Nous avons passé ces derniers jours entre les trêves, la prolongation de ces trêves et des bombardements entre une trêve et l’autre. Le 19 août, les israéliens ont bombardé la maison de la famille Aldalou en essayant d’assassiner Mohamed al-Dhaif, le commandant général des Brigades d’al-Qassam, la Branche militaire du mouvement du Hamas. Notre maison a tremblé et le bruit était très fort alors que nous sommes à 2 Km de la maison ciblée ! La peur, de nouveau, a repris sa place aux cœurs de mes deux enfants. Comme si ce qui arrivait aujourd’hui est une quatrième offensive et pas une reprise des bombardements.

J’aurais dû vous écrire durant les trêves qui devaient, normalement, nous rendre plus tranquilles et calmes. Mais contrairement à mes prévisions, cette période était plus difficile et plus triste pour moi : je suis sortie de chez moi, comme tous les Gazaouis, pour rendre visite à mes parents et à des proches qui avaient perdu ou leurs parents ou leurs maisons si ce n’est pas les deux ! Leurs histoires, leurs visages, leur tristesse m’ont fait revivre la guerre mais avec leur tristesse et leur peur.

J’ai retrouvé Line, 4 ans, elle a perdu son papa et leur maison de 7 étages partagés entre ses oncles et son papa, J’ai vu dans ses yeux des impressions ambigües : elle était contente que son papa soit parti au ciel pour lui apporter des jouets et de nouveaux vêtements, mais elle était triste d’avoir perdu sa maison et sa chambre où se trouvent ses jouets et ses vêtements. J’ai pleuré quand elle a dit à mon fils qu’elle attendait son papa qui allait reconstruire la maison dans deux jours. Quel espoir !

Durant la trêve, les bombardements cessent, les F16 disparaissent, mais il reste tous ces milliers de drones dont le bruit nous transperce le crane. Tout a changé à Gaza, pas seulement les quartiers bombardés, les maisons détruites, mais aussi les visages des habitants de Gaza : avant l’offensive, le sourire des Gazaouis ne quittait jamais leurs lèvres, malgré le blocus imposé depuis 2006, malgré l’offensive de 2008/2009 et celle de 2012. Aujourd’hui, plus personne n’a la force de sourire.

Durant la trêve, j’ai pris la décision de ne plus suivre les informations pour ne pas être victime des nouvelles laissaient croire que les négociations au Caire allaient réaliser le rêve des palestiniens.
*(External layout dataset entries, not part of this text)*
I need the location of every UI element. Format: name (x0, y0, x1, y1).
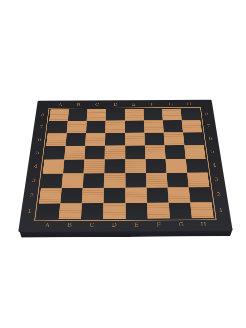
square-b5 (65, 146, 86, 159)
square-e2 (125, 188, 146, 203)
rank-label-8: 8 (199, 108, 215, 120)
rank-label-8: 8 (35, 109, 51, 121)
square-d3 (104, 173, 125, 187)
rank-label-3: 3 (208, 172, 226, 187)
square-g1 (169, 203, 192, 219)
square-h2 (189, 187, 212, 202)
square-b1 (59, 203, 82, 219)
square-c5 (85, 146, 105, 159)
file-label-g: G (170, 218, 193, 231)
file-label-a: A (35, 219, 59, 232)
file-label-a: A (51, 101, 70, 110)
square-c7 (86, 121, 105, 133)
rank-label-7: 7 (33, 121, 49, 133)
file-label-e: E (125, 219, 148, 232)
rank-label-4: 4 (27, 159, 44, 173)
square-f3 (146, 173, 167, 187)
rank-label-4: 4 (206, 158, 224, 172)
square-b3 (62, 173, 83, 187)
square-c4 (84, 159, 105, 173)
square-a4 (43, 160, 64, 174)
square-b4 (63, 159, 84, 173)
square-h8 (181, 108, 201, 120)
rank-label-2: 2 (22, 188, 40, 203)
square-a1 (37, 203, 60, 219)
file-label-f: F (143, 100, 162, 109)
square-d2 (104, 188, 125, 203)
file-label-c: C (80, 219, 103, 232)
square-d5 (105, 146, 125, 159)
rank-label-1: 1 (20, 203, 39, 219)
square-d7 (106, 121, 125, 133)
file-label-h: H (192, 218, 216, 231)
rank-label-2: 2 (210, 187, 229, 202)
square-g4 (166, 159, 187, 173)
square-c1 (81, 203, 103, 219)
square-g8 (162, 109, 181, 121)
square-e3 (125, 173, 146, 187)
chessboard: ABCDEFGH ABCDEFGH 87654321 87654321 (18, 100, 232, 232)
square-h5 (185, 145, 206, 158)
square-f4 (145, 159, 166, 173)
square-e8 (125, 109, 144, 121)
file-label-d: D (103, 219, 126, 232)
square-e1 (126, 203, 148, 219)
square-g5 (165, 145, 186, 158)
square-f2 (147, 188, 169, 203)
square-d8 (106, 109, 125, 121)
file-label-h: H (179, 100, 198, 109)
square-d1 (103, 203, 125, 219)
rank-label-6: 6 (31, 133, 48, 146)
file-label-c: C (88, 100, 107, 109)
square-f6 (144, 133, 164, 146)
square-e7 (125, 121, 144, 133)
square-e4 (125, 159, 145, 173)
square-a8 (49, 109, 69, 121)
file-label-b: B (69, 101, 88, 110)
square-c6 (86, 133, 106, 146)
square-b6 (66, 133, 86, 146)
rank-label-3: 3 (25, 173, 43, 188)
product-photo: ABCDEFGH ABCDEFGH 87654321 87654321 (0, 0, 246, 328)
file-label-g: G (161, 100, 180, 109)
square-a2 (39, 188, 62, 203)
square-b8 (68, 109, 87, 121)
square-h7 (182, 120, 202, 132)
square-h4 (186, 159, 208, 173)
square-f7 (144, 120, 163, 132)
file-label-d: D (106, 100, 125, 109)
square-g7 (163, 120, 183, 132)
square-d4 (105, 159, 125, 173)
square-f1 (147, 203, 169, 219)
square-e5 (125, 146, 145, 159)
square-c8 (87, 109, 106, 121)
square-f5 (145, 146, 165, 159)
rank-label-6: 6 (202, 132, 219, 145)
square-a6 (46, 133, 66, 146)
square-a7 (48, 121, 68, 133)
square-g3 (167, 173, 189, 187)
file-labels-bottom: ABCDEFGH (35, 218, 215, 232)
square-c3 (83, 173, 104, 187)
file-label-f: F (147, 218, 170, 231)
rank-label-1: 1 (212, 202, 231, 218)
square-a5 (44, 146, 65, 159)
square-h1 (191, 203, 214, 219)
file-label-e: E (125, 100, 144, 109)
square-d6 (105, 133, 124, 146)
square-f8 (143, 109, 162, 121)
square-h6 (183, 133, 204, 146)
rank-label-5: 5 (29, 146, 46, 159)
square-c2 (82, 188, 104, 203)
square-b7 (67, 121, 87, 133)
rank-label-5: 5 (204, 145, 221, 158)
rank-label-7: 7 (200, 120, 216, 132)
square-b2 (61, 188, 83, 203)
square-g6 (164, 133, 184, 146)
square-h3 (187, 173, 209, 187)
playing-area (37, 108, 214, 219)
file-label-b: B (58, 219, 81, 232)
square-e6 (125, 133, 144, 146)
square-g2 (168, 187, 190, 202)
square-a3 (41, 174, 63, 188)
Depuis la reprise des bombardements, je ne ferme jamais les sites d’information, quand on a le courant. Je n’éteins pas la radio rechargeable quand on n’a pas d’électricité ! Je vis dans cet état d’angoisse et d’inquiétude, mes enfants ont peur à chaque fois qu’il y a des bombardements, mon fils ainé dort moins et j’attends que mon mari rentre de son travail avec impatience.

Il est vrai que la trêve a permis aux les gens de sortir pour compter les nouveaux martyrs et les blessés. A mes yeux, la trêve ressemble à pub qui coupe parfois les films d’horreur et permet d’en retarder un peu plus le dénouement.

Chers amis,

Dans mes témoignages, j’ai évité de vous demander d’aider concrètement les familles touchées par les attaques israéliennes. J’ai juste accepté d’aider des amis qui voulaient faire quelque chose pour ces familles. Quand j’ai discuté avec les familles, elles m’ont dit qu’elles n’avaient pas besoin de nourriture, mais de sûreté et de tranquillité, d’une maison ou d’un appartement où elles pourraient sentir qu’elles sont encore en vie. Il faut savoir que ces familles qui avaient leurs propres maisons ou appartements sont obligées aujourd’hui de payer un loyer pour occuper un logement temporaire ce qui est très difficile pour elles.

Personnellement, je vous assure que nous avons surtout besoin de psychologues qui pourraient nous aider à sortir de notre souffrance.

Il me semble que mon texte est désordonné, il est comme nous, perdu entre la trêve et les bombardements !!

Priez pour qu’une paix durable couvre le ciel de notre patrie, nous n’avons plus rien, nous sommes privés de tout, tout ce que nous voulons c’est retrouver une paix perdue depuis tellement de temps.